At MedPAC’s October public meeting, the Commission had a session that focused on how Medicare can get the payment rates right in its fee schedule for physicians, nurses, and allied health professionals.
Context: for years, the Commission has been concerned that certain services, such as primary care, are undervalued in the fee schedule relative to other services. Case in point, a MedPAC analysis shows that if physicians were paid entirely on Medicare rates, orthopedists would be paid $392,000 – more than double family medicine doctors. The long-run concern is that due to lower reimbursement rates, fewer will opt to enter primary care. The Commission believes that primary care is the backbone of a well-functioning, coordinated delivery system, so underpaying primary care could have the effect of undermining coordinated care. The Commission has made a host of recommendations over the years for supporting primary care through Medicare payment policy, including several as part of a package to reform Medicare’s Sustainable Growth Rate.
A little more background: Payments to physicians and other health professionals in Medicare are determined by a fee schedule, containing about 7,000 services. Each service is assigned a “relative value,” which determines how much Medicare pays for the service. (MedPAC’s payment basics summarizes how this works in more detail.) The relative values are constructed based on several factors, and one of the most important is the time it takes to perform the service. If the estimates in the fee schedule of how long it takes to provide a service are incorrect, then the service will be priced incorrectly.
In 2011, as part of its SGR reform package, the Commission recommended that CMS undertake a data collection effort to help identify services in the fee schedule that are mispriced, so that corrections can be made. CMS now has a statutory mandate and the resources to examine and address inaccuracies in the fee schedule. They currently have a few contracts underway, both which have taken a “bottom up” approach, meaning they attempting to validate the time estimates for services one-by-one. This process may require direct observation or time-and-motion studies, or detailed data from electronic health records. This is likely to be burdensome for providers and CMS, potentially biased, and very costly. Because of the burden and cost, it is unlikely that the approach could be repeated regularly to maintain accuracy over the long term.

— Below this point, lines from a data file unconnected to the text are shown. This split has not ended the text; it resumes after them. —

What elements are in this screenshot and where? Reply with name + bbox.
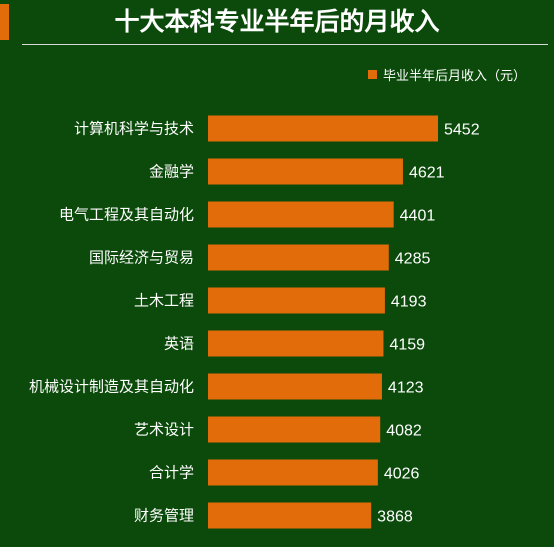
category-label: 机械设计制造及其自动化 xyxy=(29,378,194,396)
bar xyxy=(208,287,385,314)
chart-header: 十大本科专业半年后的月收入 xyxy=(0,0,554,46)
legend-swatch xyxy=(367,69,377,79)
category-label: 金融学 xyxy=(149,163,194,181)
bar xyxy=(208,373,382,400)
bar xyxy=(208,330,384,357)
bar xyxy=(208,244,389,271)
data-label: 4401 xyxy=(400,208,436,225)
category-label: 艺术设计 xyxy=(134,421,194,439)
category-label: 合计学 xyxy=(149,464,194,482)
data-label: 5452 xyxy=(444,122,480,139)
category-label: 英语 xyxy=(164,335,194,353)
data-label: 4621 xyxy=(409,165,445,182)
data-label: 4193 xyxy=(391,294,427,311)
chart-legend: 毕业半年后月收入（元） xyxy=(367,64,526,84)
bar xyxy=(208,158,403,185)
data-label: 4082 xyxy=(386,423,422,440)
title-divider xyxy=(22,44,548,45)
data-label: 4026 xyxy=(384,466,420,483)
title-accent-bar xyxy=(0,4,9,40)
data-label: 4285 xyxy=(395,251,431,268)
category-label: 电气工程及其自动化 xyxy=(59,206,194,224)
bar xyxy=(208,502,372,529)
data-label: 4159 xyxy=(389,337,425,354)
data-label: 4123 xyxy=(388,380,424,397)
category-label: 计算机科学与技术 xyxy=(74,120,194,138)
category-label: 土木工程 xyxy=(134,292,194,310)
bar xyxy=(208,115,438,142)
category-label: 财务管理 xyxy=(134,507,194,525)
data-label: 3868 xyxy=(377,509,413,526)
category-label: 国际经济与贸易 xyxy=(89,249,194,267)
legend-label: 毕业半年后月收入（元） xyxy=(382,68,526,84)
bar xyxy=(208,201,394,228)
chart-title: 十大本科专业半年后的月收入 xyxy=(114,7,440,36)
bar xyxy=(208,416,381,443)
bar xyxy=(208,459,378,486)
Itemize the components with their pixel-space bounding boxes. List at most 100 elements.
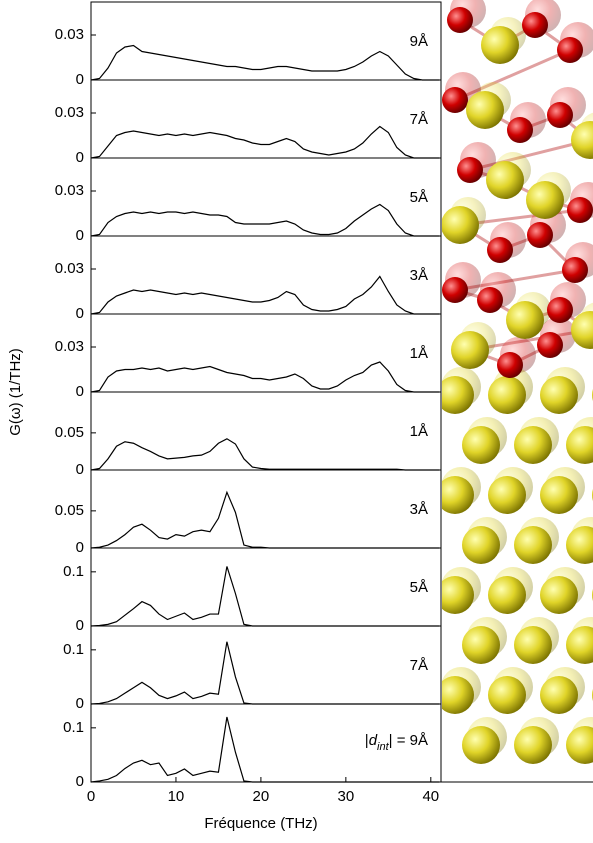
panel-frame xyxy=(90,391,442,471)
y-tick-label: 0 xyxy=(76,149,84,166)
atom xyxy=(488,376,526,414)
atom xyxy=(540,676,578,714)
atom xyxy=(486,161,524,199)
dos-curve xyxy=(90,203,440,237)
x-axis-label: Fréquence (THz) xyxy=(204,815,317,832)
atom xyxy=(547,297,573,323)
y-axis-label: G(ω) (1/THz) xyxy=(7,348,24,436)
atom xyxy=(514,526,552,564)
atom xyxy=(451,331,489,369)
dos-curve xyxy=(90,44,440,81)
panel-label: 5Å xyxy=(410,579,428,596)
panel-frame xyxy=(90,79,442,159)
dos-curve xyxy=(90,716,440,783)
panel-label-part: | xyxy=(365,732,369,749)
atom xyxy=(442,676,474,714)
atom xyxy=(571,121,593,159)
atom xyxy=(442,87,468,113)
structure-image xyxy=(442,0,593,782)
panel-label: 1Å xyxy=(410,423,428,440)
atom xyxy=(514,726,552,764)
y-tick-label: 0.05 xyxy=(55,502,84,519)
atom xyxy=(462,526,500,564)
atom xyxy=(497,352,523,378)
atom xyxy=(527,222,553,248)
y-tick-label: 0.1 xyxy=(63,563,84,580)
x-tick-label: 20 xyxy=(253,788,270,805)
atom xyxy=(571,311,593,349)
atom xyxy=(537,332,563,358)
dos-curve xyxy=(90,566,440,627)
y-tick-label: 0.05 xyxy=(55,424,84,441)
y-tick-label: 0 xyxy=(76,773,84,790)
panel-label-part: d xyxy=(369,732,378,749)
dos-curve xyxy=(90,490,440,549)
atom xyxy=(526,181,564,219)
atom xyxy=(442,576,474,614)
atom xyxy=(487,237,513,263)
dos-curve xyxy=(90,125,440,159)
dos-curve xyxy=(90,438,440,471)
y-tick-label: 0.03 xyxy=(55,26,84,43)
y-tick-label: 0 xyxy=(76,227,84,244)
y-tick-label: 0 xyxy=(76,461,84,478)
atom xyxy=(567,197,593,223)
y-tick-label: 0 xyxy=(76,539,84,556)
atom xyxy=(540,376,578,414)
atom xyxy=(540,576,578,614)
dos-curve xyxy=(90,275,440,315)
y-tick-label: 0.03 xyxy=(55,104,84,121)
atom xyxy=(488,576,526,614)
panel-label: 9Å xyxy=(410,33,428,50)
panel-frame xyxy=(90,235,442,315)
x-tick-label: 0 xyxy=(87,788,95,805)
x-tick-label: 10 xyxy=(168,788,185,805)
atom xyxy=(462,426,500,464)
panel-label: 7Å xyxy=(410,657,428,674)
atom xyxy=(442,476,474,514)
atom xyxy=(488,676,526,714)
atom xyxy=(442,206,479,244)
atom xyxy=(442,376,474,414)
panel-frame xyxy=(90,469,442,549)
y-tick-label: 0.1 xyxy=(63,719,84,736)
atom xyxy=(442,277,468,303)
atom xyxy=(562,257,588,283)
panel-label-part: | = 9Å xyxy=(389,732,428,749)
atom xyxy=(522,12,548,38)
y-tick-label: 0 xyxy=(76,305,84,322)
atom xyxy=(566,626,593,664)
panel-label-part: int xyxy=(377,741,390,753)
atom xyxy=(507,117,533,143)
atom xyxy=(488,476,526,514)
atom xyxy=(540,476,578,514)
atom xyxy=(566,526,593,564)
atom xyxy=(447,7,473,33)
panel-frame xyxy=(90,547,442,627)
atom xyxy=(557,37,583,63)
atom xyxy=(462,726,500,764)
atom xyxy=(462,626,500,664)
atom xyxy=(514,426,552,464)
panel-frame xyxy=(90,313,442,393)
y-tick-label: 0.03 xyxy=(55,338,84,355)
y-tick-label: 0.1 xyxy=(63,641,84,658)
y-tick-label: 0 xyxy=(76,71,84,88)
panel-label: 5Å xyxy=(410,189,428,206)
dos-curve xyxy=(90,361,440,393)
panel-label: |dint| = 9Å xyxy=(365,732,428,753)
atom xyxy=(514,626,552,664)
y-tick-label: 0 xyxy=(76,383,84,400)
x-tick-label: 40 xyxy=(422,788,439,805)
y-tick-label: 0 xyxy=(76,617,84,634)
panel-label: 7Å xyxy=(410,111,428,128)
atom xyxy=(566,426,593,464)
y-tick-label: 0.03 xyxy=(55,260,84,277)
atom xyxy=(477,287,503,313)
atom xyxy=(466,91,504,129)
x-tick-label: 30 xyxy=(338,788,355,805)
atom xyxy=(481,26,519,64)
dos-curve xyxy=(90,641,440,705)
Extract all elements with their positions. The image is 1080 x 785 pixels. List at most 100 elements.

The Commission is exploring a different approach. Instead of looking at each individual service “bottom-up,” the “top-down” approach looks at the amount of time that a physician worked over the course of a day/week/month and compares it to the fee schedule time estimates inherent in all the services that the physician billed over that same time period. If a physician worked 10 hours, but the fee-schedule time assumed that the services furnished required 15 hours, this might suggest that the time estimates in the fee schedule are overstated. Statistical analysis of the data would then provide direction for further investigation by CMS.
A contractor for MedPAC explored the feasibility of this approach by collecting data from a small set of physician practices on the services that its practitioners billed (by CPT code), as well as practitioner’s actual hours worked. They looked at data for four practices—cardiology, family medicine, orthopedics and urology. The chart below shows the results.
Computing averages for each of the practices, the contractor found that, for physicians in all of the practices, fee-schedule assumed time exceeded actual hours worked (see chart). For the physicians in the family medicine practice, the difference was smallest, with fee-schedule time averaging 8.8 hours per day but hours worked per day averaging 7.1 hours, a difference of 24 percent. For the physicians in the orthopedics practice, the difference was the largest among the four practices, with fee-schedule time averaging 19.2 hours per day but hours worked averaging 10.0 hours per day, a difference of 92 percent. This would suggest that services provided by the orthopedic practice may be based on inflated time estimates, and further investigation of the relative values for these services may be needed.
Caveat: These data represent a small number of practices and physicians and are not definitive. The task of collecting enough data to reliably conduct this analysis has its challenges. However, these provisional findings are directionally consistent with the Commission’s concerns – that primary care services are undervalued in the fee schedule and procedural and testing services are overstated. The vast majority of fee-schedule time for the physicians in the family medicine practice is time furnishing office visits. By contrast, the physicians in the other three practices—where the differences between fee-schedule time and hours worked are larger and they provide more imaging, procedural, and testing services.
The Commission’s discussion is intended to inform the Congress and CMS about the feasibility and potential advantages of the “top-down” to correcting inaccuracies in the fee schedule for physician services. This approach could be a desirable method for ensuring the accuracy of the fee schedule going forward and to do so in a way that is more efficient than trying to validate the RVUs for each individual service.